Department of Neurology, The First Medical Center, Chinese PLA General Hospital, Beijing, China.
Front Genet. 2022 May 20;13:919031. doi: 10.3389/fgene.2022.919031. eCollection 2022.
Until now, the relationship between C-reactive protein (CRP) levels and amyotrophic lateral sclerosis (ALS) risk has not been fully established. It is necessary to assess whether there is a causal relationship between C-reactive protein levels and ALS risk. We aimed to determine whether CRP has causal effects on risk of ALS. In this present study, summary-level data for ALS (20,806 cases and 59,804 controls) was obtained from large analyses of genome-wide association studies. For instrumental variables, 37 single nucleotide polymorphisms that had been previously identified to be related to CRP levels were used, including 4 SNPs of conservative CRP genetic variants and 33 SNPs of liberal CRP genetic variants. MR estimates were calculated using the inverse-variance weighted method, supplemented by MR-Egger, weighted median, and MR-PRESSO methods. There was no significant causal relationship between genetically predicted CRP levels and ALS risk (OR = 1.123, 95% CI = 0.963-1.309, = 0.139) and results for the conservative CRP instruments were consistent (OR = 0.964, 95% CI = 0.830-1.119, = 0.628). Pleiotropic bias was not observed in this study. This study suggests that genetically predicted CRP levels may not be a causal risk factor for ALS.
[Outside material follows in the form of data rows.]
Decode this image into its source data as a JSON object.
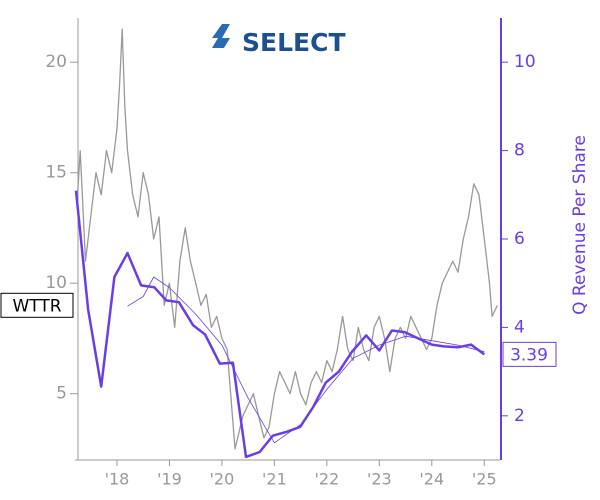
{
  "logo": "SELECT",
  "chart_data": {
    "type": "line",
    "ticker": "WTTR",
    "last_value": 3.39,
    "y2label": "Q Revenue Per Share",
    "xlim": [
      2017.2,
      2025.3
    ],
    "xticks": [
      {
        "value": 2018,
        "label": "'18"
      },
      {
        "value": 2019,
        "label": "'19"
      },
      {
        "value": 2020,
        "label": "'20"
      },
      {
        "value": 2021,
        "label": "'21"
      },
      {
        "value": 2022,
        "label": "'22"
      },
      {
        "value": 2023,
        "label": "'23"
      },
      {
        "value": 2024,
        "label": "'24"
      },
      {
        "value": 2025,
        "label": "'25"
      }
    ],
    "ylim": [
      2,
      22
    ],
    "yticks": [
      5,
      10,
      15,
      20
    ],
    "y2lim": [
      1,
      11
    ],
    "y2ticks": [
      2,
      4,
      6,
      8,
      10
    ],
    "series": [
      {
        "axis": "y",
        "color": "#999999",
        "width": 1.3,
        "x": [
          2017.25,
          2017.3,
          2017.4,
          2017.5,
          2017.6,
          2017.7,
          2017.8,
          2017.9,
          2018.0,
          2018.05,
          2018.1,
          2018.15,
          2018.2,
          2018.3,
          2018.4,
          2018.5,
          2018.6,
          2018.7,
          2018.8,
          2018.9,
          2019.0,
          2019.1,
          2019.2,
          2019.3,
          2019.4,
          2019.5,
          2019.6,
          2019.7,
          2019.8,
          2019.9,
          2020.0,
          2020.1,
          2020.2,
          2020.25,
          2020.3,
          2020.4,
          2020.5,
          2020.6,
          2020.7,
          2020.8,
          2020.9,
          2021.0,
          2021.1,
          2021.2,
          2021.3,
          2021.4,
          2021.5,
          2021.6,
          2021.7,
          2021.8,
          2021.9,
          2022.0,
          2022.1,
          2022.2,
          2022.3,
          2022.4,
          2022.5,
          2022.6,
          2022.7,
          2022.8,
          2022.9,
          2023.0,
          2023.1,
          2023.2,
          2023.3,
          2023.4,
          2023.5,
          2023.6,
          2023.7,
          2023.8,
          2023.9,
          2024.0,
          2024.1,
          2024.2,
          2024.3,
          2024.4,
          2024.5,
          2024.6,
          2024.7,
          2024.8,
          2024.9,
          2025.0,
          2025.1,
          2025.15,
          2025.25
        ],
        "values": [
          14,
          16,
          11,
          13,
          15,
          14,
          16,
          15,
          17,
          19,
          21.5,
          18,
          16,
          14,
          13,
          15,
          14,
          12,
          13,
          9,
          10,
          8,
          11,
          12.5,
          11,
          10,
          9,
          9.5,
          8,
          8.5,
          7.5,
          7,
          4,
          2.5,
          3,
          4,
          4.5,
          5,
          4,
          3,
          3.5,
          5,
          6,
          5.5,
          5,
          6,
          5,
          4.5,
          5.5,
          6,
          5.5,
          6.5,
          6,
          7,
          8.5,
          7,
          6.5,
          8,
          7,
          6.5,
          8,
          8.5,
          7.5,
          6,
          7.5,
          8,
          7.5,
          8.5,
          8,
          7.5,
          7,
          7.5,
          9,
          10,
          10.5,
          11,
          10.5,
          12,
          13,
          14.5,
          14,
          12,
          10,
          8.5,
          9
        ]
      },
      {
        "axis": "y2",
        "color": "#6a3de8",
        "width": 2.5,
        "x": [
          2017.22,
          2017.45,
          2017.7,
          2017.95,
          2018.2,
          2018.46,
          2018.71,
          2018.94,
          2019.18,
          2019.45,
          2019.68,
          2019.96,
          2020.21,
          2020.46,
          2020.72,
          2020.97,
          2021.24,
          2021.49,
          2021.74,
          2021.98,
          2022.23,
          2022.48,
          2022.75,
          2023.0,
          2023.24,
          2023.49,
          2023.74,
          2024.0,
          2024.23,
          2024.5,
          2024.75,
          2025.0
        ],
        "values": [
          7.09,
          4.41,
          2.66,
          5.14,
          5.68,
          4.95,
          4.91,
          4.61,
          4.57,
          4.05,
          3.84,
          3.18,
          3.2,
          1.07,
          1.18,
          1.55,
          1.64,
          1.75,
          2.2,
          2.75,
          3.0,
          3.45,
          3.82,
          3.48,
          3.93,
          3.89,
          3.75,
          3.61,
          3.57,
          3.55,
          3.61,
          3.39
        ]
      },
      {
        "axis": "y2",
        "color": "#6a3de8",
        "width": 0.8,
        "x": [
          2018.2,
          2018.5,
          2018.7,
          2019.0,
          2019.5,
          2020.0,
          2020.5,
          2021.0,
          2021.5,
          2022.0,
          2022.5,
          2023.0,
          2023.5,
          2024.0,
          2024.5,
          2025.0
        ],
        "values": [
          4.48,
          4.7,
          5.14,
          4.9,
          4.3,
          3.6,
          2.4,
          1.39,
          1.8,
          2.6,
          3.3,
          3.6,
          3.8,
          3.7,
          3.6,
          3.45
        ]
      }
    ]
  }
}
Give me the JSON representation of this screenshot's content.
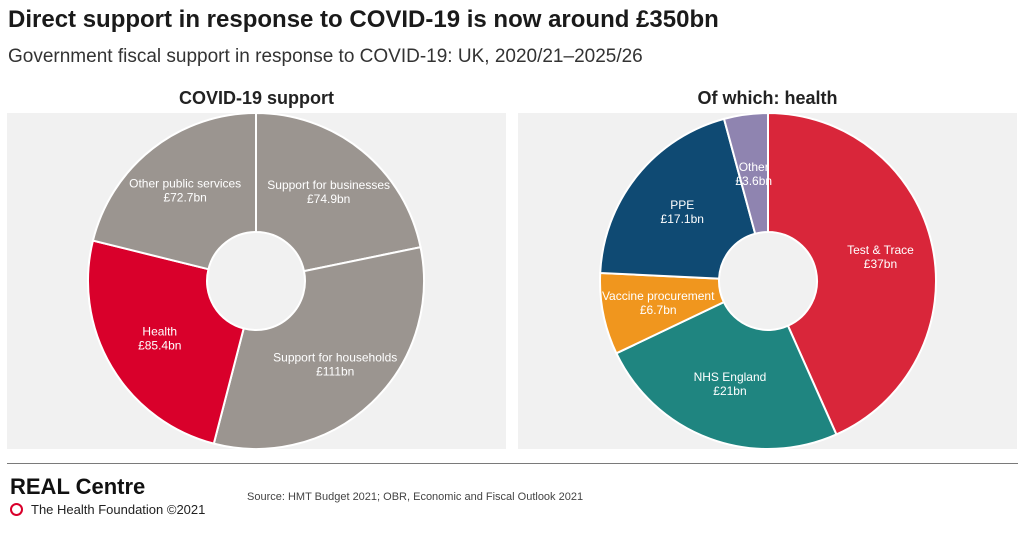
{
  "header": {
    "title": "Direct support in response to COVID-19 is now around £350bn",
    "subtitle": "Government fiscal support in response to COVID-19: UK, 2020/21–2025/26"
  },
  "chart_data": [
    {
      "type": "pie",
      "title": "COVID-19 support",
      "donut": true,
      "slices": [
        {
          "label": "Support for businesses",
          "value_label": "£74.9bn",
          "value": 74.9,
          "color": "#9b9590"
        },
        {
          "label": "Support for households",
          "value_label": "£111bn",
          "value": 111,
          "color": "#9b9590"
        },
        {
          "label": "Health",
          "value_label": "£85.4bn",
          "value": 85.4,
          "color": "#d9002b"
        },
        {
          "label": "Other public services",
          "value_label": "£72.7bn",
          "value": 72.7,
          "color": "#9b9590"
        }
      ]
    },
    {
      "type": "pie",
      "title": "Of which: health",
      "donut": true,
      "slices": [
        {
          "label": "Test & Trace",
          "value_label": "£37bn",
          "value": 37,
          "color": "#d9263a"
        },
        {
          "label": "NHS England",
          "value_label": "£21bn",
          "value": 21,
          "color": "#1f8580"
        },
        {
          "label": "Vaccine procurement",
          "value_label": "£6.7bn",
          "value": 6.7,
          "color": "#f0961e"
        },
        {
          "label": "PPE",
          "value_label": "£17.1bn",
          "value": 17.1,
          "color": "#0f4a73"
        },
        {
          "label": "Other",
          "value_label": "£3.6bn",
          "value": 3.6,
          "color": "#8f84b0"
        }
      ]
    }
  ],
  "footer": {
    "brand": "REAL Centre",
    "org": "The Health Foundation ©2021",
    "source": "Source: HMT Budget 2021; OBR, Economic and Fiscal Outlook 2021"
  }
}
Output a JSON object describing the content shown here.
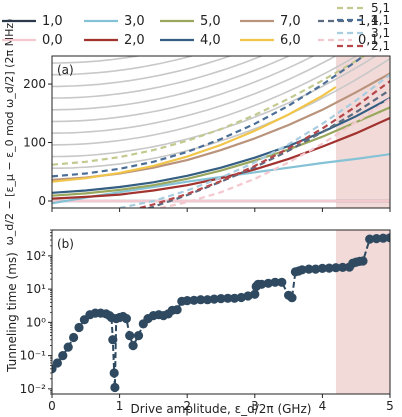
{
  "chart_data": [
    {
      "type": "line",
      "panel_label": "(a)",
      "ylabel": "ω_d/2 − [ε_μ − ε_0 mod ω_d/2] (2π MHz)",
      "xlabel": "",
      "xlim": [
        0,
        5
      ],
      "ylim": [
        -12,
        248
      ],
      "xticks": [
        0,
        1,
        2,
        3,
        4,
        5
      ],
      "yticks": [
        0,
        100,
        200
      ],
      "shaded_region": {
        "x_from": 4.2,
        "x_to": 5.0,
        "color": "#f2dad8"
      },
      "colors": {
        "1,0": "#2b3a4a",
        "0,0": "#f4c8cf",
        "3,0": "#86c2d6",
        "2,0": "#a1322e",
        "5,0": "#9aa85e",
        "4,0": "#355f82",
        "7,0": "#b9937b",
        "6,0": "#f0c54a",
        "1,1": "#5b6b80",
        "0,1": "#f4c8cf",
        "5,1": "#c3c98f",
        "4,1": "#4b6e96",
        "3,1": "#a8cde0",
        "2,1": "#b5474a",
        "background": "#c8c8c8"
      },
      "legend": [
        "1,0",
        "0,0",
        "3,0",
        "2,0",
        "5,0",
        "4,0",
        "7,0",
        "6,0",
        "1,1",
        "0,1",
        "5,1",
        "4,1",
        "3,1",
        "2,1"
      ],
      "background_lines": {
        "color": "#c8c8c8",
        "offsets_at_x0": [
          56,
          76,
          96,
          116,
          136,
          156,
          176,
          196,
          216,
          236
        ],
        "curvature": 7.5
      },
      "series": [
        {
          "name": "1,0",
          "style": "solid",
          "x": [
            0,
            1,
            2,
            3,
            4,
            5
          ],
          "y": [
            0,
            0,
            0,
            0,
            0,
            0
          ]
        },
        {
          "name": "0,0",
          "style": "solid",
          "x": [
            0,
            1,
            2,
            3,
            4,
            5
          ],
          "y": [
            0,
            0,
            0,
            0,
            0,
            0
          ]
        },
        {
          "name": "3,0",
          "style": "solid",
          "x": [
            0,
            0.5,
            1,
            1.5,
            2,
            2.5,
            3,
            3.5,
            4,
            4.5,
            5
          ],
          "y": [
            -4,
            6,
            15,
            24,
            33,
            41,
            49,
            57,
            65,
            72,
            80
          ]
        },
        {
          "name": "2,0",
          "style": "solid",
          "x": [
            0,
            0.5,
            1,
            1.5,
            2,
            2.5,
            3,
            3.5,
            4,
            4.5,
            5
          ],
          "y": [
            4,
            7,
            11,
            18,
            27,
            39,
            54,
            72,
            93,
            116,
            142
          ]
        },
        {
          "name": "5,0",
          "style": "solid",
          "x": [
            0,
            0.5,
            1,
            1.5,
            2,
            2.5,
            3,
            3.5,
            4,
            4.5,
            5
          ],
          "y": [
            9,
            13,
            19,
            27,
            38,
            52,
            69,
            88,
            110,
            135,
            160
          ]
        },
        {
          "name": "4,0",
          "style": "solid",
          "x": [
            0,
            0.5,
            1,
            1.5,
            2,
            2.5,
            3,
            3.5,
            4,
            4.5,
            5
          ],
          "y": [
            14,
            18,
            24,
            32,
            43,
            57,
            74,
            94,
            118,
            145,
            176
          ]
        },
        {
          "name": "7,0",
          "style": "solid",
          "x": [
            0,
            0.5,
            1,
            1.5,
            2,
            2.5,
            3,
            3.5,
            4,
            4.5,
            5
          ],
          "y": [
            36,
            40,
            47,
            57,
            70,
            87,
            107,
            130,
            156,
            186,
            218
          ]
        },
        {
          "name": "6,0",
          "style": "solid",
          "x": [
            0,
            0.5,
            1,
            1.5,
            2,
            2.5,
            3,
            3.5,
            4,
            4.2
          ],
          "y": [
            33,
            39,
            48,
            60,
            76,
            96,
            120,
            148,
            180,
            195
          ]
        },
        {
          "name": "1,1",
          "style": "dashed",
          "x": [
            0,
            0.5,
            1,
            1.5,
            2,
            2.5,
            3,
            3.5,
            4,
            4.5,
            5
          ],
          "y": [
            -60,
            -45,
            -28,
            -10,
            10,
            33,
            58,
            86,
            118,
            152,
            190
          ]
        },
        {
          "name": "0,1",
          "style": "dashed",
          "x": [
            1.6,
            2,
            2.5,
            3,
            3.5,
            4,
            4.5,
            5
          ],
          "y": [
            -12,
            -2,
            15,
            38,
            66,
            98,
            135,
            175
          ]
        },
        {
          "name": "5,1",
          "style": "dashed",
          "x": [
            0,
            0.5,
            1,
            1.5,
            2,
            2.5,
            3,
            3.5,
            4,
            4.5,
            5
          ],
          "y": [
            62,
            67,
            75,
            87,
            103,
            123,
            147,
            175,
            206,
            240,
            275
          ]
        },
        {
          "name": "4,1",
          "style": "dashed",
          "x": [
            0,
            0.5,
            1,
            1.5,
            2,
            2.5,
            3,
            3.5,
            4,
            4.5,
            5
          ],
          "y": [
            42,
            47,
            55,
            67,
            84,
            106,
            132,
            163,
            199,
            239,
            283
          ]
        },
        {
          "name": "3,1",
          "style": "dashed",
          "x": [
            1.0,
            1.5,
            2,
            2.5,
            3,
            3.5,
            4,
            4.5,
            5
          ],
          "y": [
            -12,
            0,
            18,
            40,
            66,
            97,
            132,
            172,
            216
          ]
        },
        {
          "name": "2,1",
          "style": "dashed",
          "x": [
            1.3,
            1.5,
            2,
            2.5,
            3,
            3.5,
            4,
            4.5,
            5
          ],
          "y": [
            -12,
            -6,
            12,
            34,
            60,
            90,
            124,
            162,
            205
          ]
        }
      ]
    },
    {
      "type": "line",
      "panel_label": "(b)",
      "ylabel": "Tunneling time (ms)",
      "xlabel": "Drive amplitude, ε_d/2π (GHz)",
      "xlim": [
        0,
        5
      ],
      "ylim": [
        0.007,
        600
      ],
      "yscale": "log",
      "xticks": [
        0,
        1,
        2,
        3,
        4,
        5
      ],
      "yticks": [
        0.01,
        0.1,
        1,
        10,
        100
      ],
      "ytick_labels": [
        "10⁻²",
        "10⁻¹",
        "10⁰",
        "10¹",
        "10²"
      ],
      "shaded_region": {
        "x_from": 4.2,
        "x_to": 5.0,
        "color": "#f2dad8"
      },
      "series": [
        {
          "name": "",
          "color": "#2f4a60",
          "style": "dashed",
          "markers": true,
          "x": [
            0.0,
            0.08,
            0.16,
            0.24,
            0.32,
            0.4,
            0.48,
            0.56,
            0.64,
            0.72,
            0.8,
            0.85,
            0.88,
            0.9,
            0.92,
            0.93,
            0.95,
            1.0,
            1.05,
            1.1,
            1.15,
            1.2,
            1.28,
            1.35,
            1.42,
            1.5,
            1.58,
            1.65,
            1.72,
            1.78,
            1.85,
            1.92,
            2.0,
            2.1,
            2.2,
            2.3,
            2.4,
            2.5,
            2.6,
            2.7,
            2.8,
            2.9,
            3.0,
            3.02,
            3.05,
            3.1,
            3.2,
            3.3,
            3.4,
            3.5,
            3.55,
            3.6,
            3.65,
            3.7,
            3.8,
            3.9,
            4.0,
            4.1,
            4.2,
            4.3,
            4.4,
            4.45,
            4.5,
            4.55,
            4.6,
            4.7,
            4.8,
            4.9,
            5.0
          ],
          "y": [
            0.04,
            0.06,
            0.1,
            0.18,
            0.35,
            0.7,
            1.2,
            1.7,
            1.9,
            1.9,
            1.8,
            1.6,
            1.4,
            0.3,
            0.03,
            0.011,
            1.3,
            1.4,
            1.5,
            1.3,
            0.4,
            0.2,
            0.4,
            0.9,
            1.3,
            1.6,
            1.7,
            1.6,
            1.8,
            2.3,
            2.4,
            4.3,
            4.5,
            4.6,
            4.8,
            4.8,
            5.0,
            5.2,
            5.3,
            5.3,
            5.6,
            6.2,
            7.0,
            12,
            14,
            14,
            15,
            16,
            16,
            6.5,
            5.5,
            33,
            35,
            38,
            40,
            40,
            42,
            43,
            44,
            45,
            46,
            60,
            65,
            68,
            70,
            320,
            330,
            340,
            350
          ]
        }
      ]
    }
  ]
}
到目前为止,C反应蛋白(CRP)水平与肌萎缩侧索硬化症(ALS)风险之间的关系尚未完全明确。有必要评估C反应蛋白水平与ALS风险之间是否存在因果关系。我们旨在确定CRP是否对ALS风险有因果影响。在本研究中,ALS的汇总数据(20,806例病例和59,804例对照)来自全基因组关联研究的大型分析。对于工具变量,使用了先前确定与CRP水平相关的37个单核苷酸多态性,包括4个保守CRP基因变异的单核苷酸多态性和33个宽松CRP基因变异的单核苷酸多态性。采用逆方差加权法计算孟德尔随机化(MR)估计值,并辅以MR-Egger法、加权中位数法和MR-PRESSO法。基因预测的CRP水平与ALS风险之间无显著因果关系(比值比[OR]=1.123,95%置信区间[CI]=0.963-1.309,P=0.139),保守CRP工具的结果一致(OR=0.964,95%CI=0.830-1.119,P=0.628)。本研究未观察到多效性偏倚。该研究表明,基因预测的CRP水平可能不是ALS的因果风险因素。